Pile di banconote intascate a falso nome col RDC, arrestati dopo i video su TikTok

Mostravano i proventi della loro attività criminale su TikTok: 16 persone sono state denunciate nell’ambito di un’indagine su una maxi truffa ai danni dello Stato

Una maxi truffa da oltre 20 milioni di euro allo Stato italiano, l’ennesima sfruttando il reddito di cittadinanza e altri sussidi riservati a persone in difficoltà economica. Nei giorni scorsi la Procura di Milano ha emesso 16 ordinanze di custodia cautelare in carcere nei confronti di altrettanti membri di una associazione a delinquere finalizzata all’ottenimento delle erogazioni statali attraverso identità false ed estorsioni.

In tutto sarebbero oltre 9mila le persone denunciate. Con la complicità di alcuni CAF, avrebbero riscosso il Rdc utilizzando centinaia di codici fiscali di persone che spesso non erano neanche mai state in Italia. Altri complici avevano invece il compito di andare alle Poste per ritirare le card su cui venivano versati i sussidi.

Gli indagati esibivano le banconote ottenute dalla truffa su TikTok

Un meccanismo ben oliato che in poco tempo ha portato l’organizzazione criminale a guadagnare milioni di euro. Soldi che, come emerso dagli atti della procura di Milano, venivano esibiti senza vergogna su TikTok, in una serie di video che mostrano i membri dell’organizzazione ed altre persone, tra cui minori, mentre esibiscono pile e pile di banconote.

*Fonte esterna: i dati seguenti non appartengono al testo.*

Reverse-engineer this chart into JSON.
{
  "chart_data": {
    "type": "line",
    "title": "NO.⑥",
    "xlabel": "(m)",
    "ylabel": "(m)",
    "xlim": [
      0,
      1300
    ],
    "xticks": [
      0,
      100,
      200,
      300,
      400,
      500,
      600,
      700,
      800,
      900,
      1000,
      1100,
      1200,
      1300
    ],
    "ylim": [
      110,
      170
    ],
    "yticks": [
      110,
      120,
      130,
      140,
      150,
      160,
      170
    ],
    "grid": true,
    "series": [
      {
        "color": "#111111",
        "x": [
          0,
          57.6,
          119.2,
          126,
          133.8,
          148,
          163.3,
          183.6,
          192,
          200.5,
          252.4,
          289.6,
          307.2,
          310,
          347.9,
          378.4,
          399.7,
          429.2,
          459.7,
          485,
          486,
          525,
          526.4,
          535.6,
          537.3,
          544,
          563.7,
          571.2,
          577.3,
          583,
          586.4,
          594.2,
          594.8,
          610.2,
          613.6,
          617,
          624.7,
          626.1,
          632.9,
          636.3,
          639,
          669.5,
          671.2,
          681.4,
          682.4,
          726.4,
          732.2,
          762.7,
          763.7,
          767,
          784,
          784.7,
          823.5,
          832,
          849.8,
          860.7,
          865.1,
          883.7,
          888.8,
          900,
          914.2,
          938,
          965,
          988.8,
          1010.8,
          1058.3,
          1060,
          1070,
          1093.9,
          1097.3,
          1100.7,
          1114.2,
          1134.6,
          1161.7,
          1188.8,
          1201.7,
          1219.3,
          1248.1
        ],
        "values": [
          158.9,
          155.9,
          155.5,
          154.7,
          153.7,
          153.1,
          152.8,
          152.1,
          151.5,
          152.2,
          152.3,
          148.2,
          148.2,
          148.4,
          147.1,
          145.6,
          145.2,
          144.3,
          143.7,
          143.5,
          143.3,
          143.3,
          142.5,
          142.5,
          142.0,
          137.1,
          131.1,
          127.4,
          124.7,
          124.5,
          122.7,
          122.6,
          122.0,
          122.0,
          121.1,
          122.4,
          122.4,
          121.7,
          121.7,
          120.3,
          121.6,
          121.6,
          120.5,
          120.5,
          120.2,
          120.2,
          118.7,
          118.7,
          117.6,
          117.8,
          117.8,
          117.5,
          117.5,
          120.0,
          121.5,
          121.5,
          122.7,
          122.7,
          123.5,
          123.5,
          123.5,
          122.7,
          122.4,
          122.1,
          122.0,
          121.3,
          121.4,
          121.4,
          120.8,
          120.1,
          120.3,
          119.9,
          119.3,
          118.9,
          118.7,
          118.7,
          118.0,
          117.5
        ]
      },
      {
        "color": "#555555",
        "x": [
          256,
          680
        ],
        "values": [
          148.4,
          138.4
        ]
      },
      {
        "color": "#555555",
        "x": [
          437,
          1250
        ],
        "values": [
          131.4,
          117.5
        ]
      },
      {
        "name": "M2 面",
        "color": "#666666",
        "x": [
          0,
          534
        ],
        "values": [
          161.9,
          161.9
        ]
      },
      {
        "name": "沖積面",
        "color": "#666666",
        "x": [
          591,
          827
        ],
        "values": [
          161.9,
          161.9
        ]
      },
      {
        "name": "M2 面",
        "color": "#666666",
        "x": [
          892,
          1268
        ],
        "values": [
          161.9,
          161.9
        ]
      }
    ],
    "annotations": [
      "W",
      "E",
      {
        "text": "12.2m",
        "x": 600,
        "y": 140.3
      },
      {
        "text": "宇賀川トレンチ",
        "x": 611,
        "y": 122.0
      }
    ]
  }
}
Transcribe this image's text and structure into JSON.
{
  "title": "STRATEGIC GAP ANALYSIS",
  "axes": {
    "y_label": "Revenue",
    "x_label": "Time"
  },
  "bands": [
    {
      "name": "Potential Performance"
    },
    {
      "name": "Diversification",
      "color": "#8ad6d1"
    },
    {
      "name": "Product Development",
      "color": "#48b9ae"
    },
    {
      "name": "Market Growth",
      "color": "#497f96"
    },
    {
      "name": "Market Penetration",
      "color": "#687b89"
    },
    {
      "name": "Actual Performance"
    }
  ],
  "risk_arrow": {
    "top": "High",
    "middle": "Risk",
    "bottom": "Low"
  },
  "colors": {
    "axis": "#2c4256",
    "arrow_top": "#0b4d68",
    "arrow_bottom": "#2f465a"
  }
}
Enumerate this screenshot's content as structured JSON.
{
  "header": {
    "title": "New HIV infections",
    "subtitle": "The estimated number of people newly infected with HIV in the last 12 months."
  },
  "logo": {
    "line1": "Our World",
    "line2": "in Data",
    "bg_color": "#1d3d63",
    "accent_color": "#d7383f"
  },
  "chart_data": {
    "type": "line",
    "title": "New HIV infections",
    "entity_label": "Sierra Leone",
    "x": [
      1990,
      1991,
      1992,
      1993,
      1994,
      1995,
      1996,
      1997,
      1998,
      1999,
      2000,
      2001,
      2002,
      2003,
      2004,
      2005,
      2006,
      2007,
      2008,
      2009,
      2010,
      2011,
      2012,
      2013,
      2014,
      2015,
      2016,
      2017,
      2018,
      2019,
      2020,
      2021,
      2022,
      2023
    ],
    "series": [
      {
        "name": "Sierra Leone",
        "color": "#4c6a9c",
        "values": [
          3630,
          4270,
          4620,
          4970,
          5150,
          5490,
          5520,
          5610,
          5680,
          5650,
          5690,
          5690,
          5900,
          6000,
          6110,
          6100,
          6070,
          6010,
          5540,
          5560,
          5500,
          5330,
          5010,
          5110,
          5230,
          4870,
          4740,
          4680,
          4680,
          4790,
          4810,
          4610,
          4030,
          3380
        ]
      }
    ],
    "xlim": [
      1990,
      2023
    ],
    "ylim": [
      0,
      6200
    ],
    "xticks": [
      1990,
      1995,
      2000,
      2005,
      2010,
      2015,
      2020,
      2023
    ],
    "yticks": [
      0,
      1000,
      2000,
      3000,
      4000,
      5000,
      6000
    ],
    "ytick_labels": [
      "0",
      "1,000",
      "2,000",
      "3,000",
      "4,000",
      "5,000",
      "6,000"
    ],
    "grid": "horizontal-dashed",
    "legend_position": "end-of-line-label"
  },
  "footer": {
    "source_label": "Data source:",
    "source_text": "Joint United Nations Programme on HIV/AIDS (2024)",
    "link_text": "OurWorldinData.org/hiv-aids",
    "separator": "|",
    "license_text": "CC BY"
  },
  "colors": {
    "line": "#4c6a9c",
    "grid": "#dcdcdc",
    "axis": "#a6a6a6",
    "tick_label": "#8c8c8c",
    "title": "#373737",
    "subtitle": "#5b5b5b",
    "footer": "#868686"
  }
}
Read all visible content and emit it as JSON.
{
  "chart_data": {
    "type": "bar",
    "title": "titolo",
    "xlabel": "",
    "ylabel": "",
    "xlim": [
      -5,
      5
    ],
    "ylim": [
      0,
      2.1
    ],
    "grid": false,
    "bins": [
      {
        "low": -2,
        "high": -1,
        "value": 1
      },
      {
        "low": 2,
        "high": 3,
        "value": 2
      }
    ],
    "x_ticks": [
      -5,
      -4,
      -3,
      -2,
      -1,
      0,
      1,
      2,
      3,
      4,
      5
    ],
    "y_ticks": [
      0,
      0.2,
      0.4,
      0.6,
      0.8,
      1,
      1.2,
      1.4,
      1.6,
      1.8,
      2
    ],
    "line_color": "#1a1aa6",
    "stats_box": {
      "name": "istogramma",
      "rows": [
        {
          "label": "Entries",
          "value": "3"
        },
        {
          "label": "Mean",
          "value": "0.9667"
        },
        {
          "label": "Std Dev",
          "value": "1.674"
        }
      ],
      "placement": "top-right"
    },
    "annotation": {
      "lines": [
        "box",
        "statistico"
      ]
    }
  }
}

Stando a quanto emerso nel corso delle indagini, nessuno dei nominativi presentati aveva i requisiti per ottenere il Reddito di cittadinanza. Questo ha permesso però ai truffatori di incassare le prime mensilità del reddito di cittadinanza e dei sussidi istituiti durante la Pandemia. Dopo qualche mese le pratiche venivano ricontrollate e l’assegno veniva revocato.

Ma nel frattempo le prime mensilità erano già state pagate. Cifre dai 500 ai 5000 euro per ogni nominativo per un totale di quasi 20 milioni che difficilmente lo Stato italiano potrà mai riottenere. Per questo bisognerà attendere la sentenza di condanna per poi procedere col pignoramento dei beni intestati a persone residenti in Romania.

L’organizzazione criminale aveva una talpa all’interno dell’Agenzia delle Entrate

L’intero meccanismo si basava sulla complicità di una talpa all’interno dell’Agenzia delle Entrate di Barletta che forniva codici fiscali fasulli all’organizzazione criminale, un passaggio indispensabile per poi ottenere altri documenti italiani falsi e fare richiesta per i sussidi.

Stando alle indagini, la talpa chiedeva appena 5 euro per ogni codice fiscale. Dopo qualche giorno restituiva la pratica al Caf pugliese, da dove gli indagati prendevano i documenti per poi chiedere il sostegno al reddito in Lombardia.

L’impiegato delle Agenzia delle Entrate avrebbe guadagnato dalla sua cattiva condotta poche migliaia di euro, mentre - grazie proprio a quei tesserini falsi - veniva portata avanti una truffa milionaria nei confronti dello Stato.